The Fastest Way to Get to Him

Karen’s dorm mother, Rebbetzin Sarah Katz, says: “Karen Yemima was only here for a year-and-a-half, but she really stood out.”

She emphasizes that Karen was outstanding during her lifetime—not just in the stories that emerged after her death. “She was a quick learner who absorbed everything without forgetting a drop, but three things about her really stood out: her modesty, which was like that of a girl who had grown up in a religious home; the nobility of her bearing; and her desire to live as a Jew, fulfilling the commandments in the best way possible, without compromise, never mind what other people felt about her or whether or not they approved. In our last conversation before she converted, she cried and told me that she wanted to convert to be as close to G‑d as possible. She also said that her dream was to establish a Jewish home.”

One of Karen’s friends hears us talking and joins in, telling us that whenever they were going to the Western Wall or walking anywhere in the Old City, Karen wanted to take different routes, explaining that “Moshiach will be coming soon and she wants to know as much of the Old City as possible so that wherever she is when he comes, she will know the fastest way to get to him.”

Rebbetzin Katz tells us that every night she would see Karen sitting up for hours, typing on her laptop.

“I trusted her and didn’t ask what she was doing. It was only after her murder that I found out that every night before she went to sleep, she would use the computer to teach her mother everything she had learned that day. In addition, she worked very hard to raise money for a plane ticket for her mother, so she could join her in Israel and also convert. She promised her mother that she wouldn’t rest until she had the money and could see her through the conversion process.

“To raise the money, Karen spent her afternoons cleaning houses for minimal pay. She refused to go on any trips or activities, setting aside all her spare time to raise the money.”

Watching From Heaven

But on the evening of Oct. 22, 2014 (the 28th of Tishrei), everything changed. Karen was waiting for the light-rail train at the Givat Hatachmoshet station in Jerusalem on her way to her first class at a seminary she had just joined after finishing her studies at the center. A terrorist in a Volkswagen deliberately drove his car onto the train platform, ramming into her and seven others. A 3-month old baby, Chaya Zissel Braun, was killed on the spot. Karen was critically injured; she spent five days in the hospital hovering between life and death, but in the end, she lost the battle.

Karen didn’t have Israeli citizenship yet, which meant that the government couldn’t provide a grave. Through the efforts of communal activists, a place was found for her on Har Hamenuchot in Jerusalem.

But Rebbetzin Katz pushed to instead have her buried on the Mount of Olives.

Her friend says this was the realization of one of Karen’s dreams. “Several months before the terrorist attack, we took pictures right outside the Mount of Olives cemetery, and she said that if she wouldn’t be alive when Moshiach came, she would like to be buried there in order to come back to life as soon as possible and greet him.”

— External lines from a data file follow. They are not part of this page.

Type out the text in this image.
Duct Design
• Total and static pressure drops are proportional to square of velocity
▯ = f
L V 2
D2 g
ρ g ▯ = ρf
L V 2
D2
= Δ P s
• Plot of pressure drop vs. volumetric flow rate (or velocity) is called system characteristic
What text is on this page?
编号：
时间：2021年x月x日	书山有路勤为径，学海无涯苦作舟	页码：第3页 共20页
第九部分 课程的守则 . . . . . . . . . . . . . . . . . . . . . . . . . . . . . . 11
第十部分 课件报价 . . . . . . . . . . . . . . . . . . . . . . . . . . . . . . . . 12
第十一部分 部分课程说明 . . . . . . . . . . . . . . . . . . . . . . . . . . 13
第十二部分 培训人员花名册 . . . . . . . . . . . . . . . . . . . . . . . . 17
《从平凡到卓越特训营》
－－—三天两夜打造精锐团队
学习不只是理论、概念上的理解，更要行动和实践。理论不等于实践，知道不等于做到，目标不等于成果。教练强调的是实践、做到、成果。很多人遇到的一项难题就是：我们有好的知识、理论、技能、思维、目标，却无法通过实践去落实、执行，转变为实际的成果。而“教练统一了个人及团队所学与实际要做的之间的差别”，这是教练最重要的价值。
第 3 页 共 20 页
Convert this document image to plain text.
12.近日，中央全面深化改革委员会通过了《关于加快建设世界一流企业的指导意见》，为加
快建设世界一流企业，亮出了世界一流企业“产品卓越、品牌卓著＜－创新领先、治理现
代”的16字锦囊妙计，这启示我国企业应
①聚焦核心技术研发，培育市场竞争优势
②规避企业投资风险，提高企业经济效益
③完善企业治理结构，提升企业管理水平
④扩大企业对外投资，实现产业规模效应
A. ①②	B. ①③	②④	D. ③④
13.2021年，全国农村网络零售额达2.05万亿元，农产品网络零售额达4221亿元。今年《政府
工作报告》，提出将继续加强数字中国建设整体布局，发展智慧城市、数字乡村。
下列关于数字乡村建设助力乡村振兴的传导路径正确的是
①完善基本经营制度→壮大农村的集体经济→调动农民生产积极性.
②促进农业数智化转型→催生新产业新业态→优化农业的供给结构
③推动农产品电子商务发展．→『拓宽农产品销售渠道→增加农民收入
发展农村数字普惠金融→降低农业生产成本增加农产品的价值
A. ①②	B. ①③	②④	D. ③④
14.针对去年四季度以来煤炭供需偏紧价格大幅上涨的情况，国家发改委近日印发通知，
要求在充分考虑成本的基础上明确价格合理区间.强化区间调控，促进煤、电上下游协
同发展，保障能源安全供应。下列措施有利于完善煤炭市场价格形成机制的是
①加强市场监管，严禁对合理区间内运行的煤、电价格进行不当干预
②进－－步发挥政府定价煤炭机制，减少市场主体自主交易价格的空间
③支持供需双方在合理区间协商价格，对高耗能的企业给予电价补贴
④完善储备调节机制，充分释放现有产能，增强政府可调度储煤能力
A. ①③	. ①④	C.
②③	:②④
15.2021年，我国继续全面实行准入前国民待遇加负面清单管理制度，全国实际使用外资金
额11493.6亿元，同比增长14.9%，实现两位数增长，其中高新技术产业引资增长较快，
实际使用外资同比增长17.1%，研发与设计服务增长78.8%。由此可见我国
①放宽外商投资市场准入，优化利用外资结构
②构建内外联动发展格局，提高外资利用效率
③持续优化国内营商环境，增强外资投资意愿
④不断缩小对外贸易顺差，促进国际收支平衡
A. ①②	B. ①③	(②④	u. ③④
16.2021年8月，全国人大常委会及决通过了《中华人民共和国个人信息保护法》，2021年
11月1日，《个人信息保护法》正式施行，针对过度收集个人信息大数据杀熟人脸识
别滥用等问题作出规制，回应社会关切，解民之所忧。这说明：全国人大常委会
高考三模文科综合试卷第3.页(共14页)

This last thought is too much for Shoshana; she starts crying and needs to stop talking. But before we do, she says one more thing.

“Karen worked hard to bring me here and help me convert. In the end, I came because of her, but not in the way we had hoped; I came instead to be with her in her last days. Every night before I go to sleep, I look at her picture beside my bed, smile at her and thank her for being the one to show me my own path to Judaism. I’m certain she’s watching from heaven, smiling her pure smile and guiding me until G‑d brings the dead back to life with the coming of Moshiach, when we will see each other again.”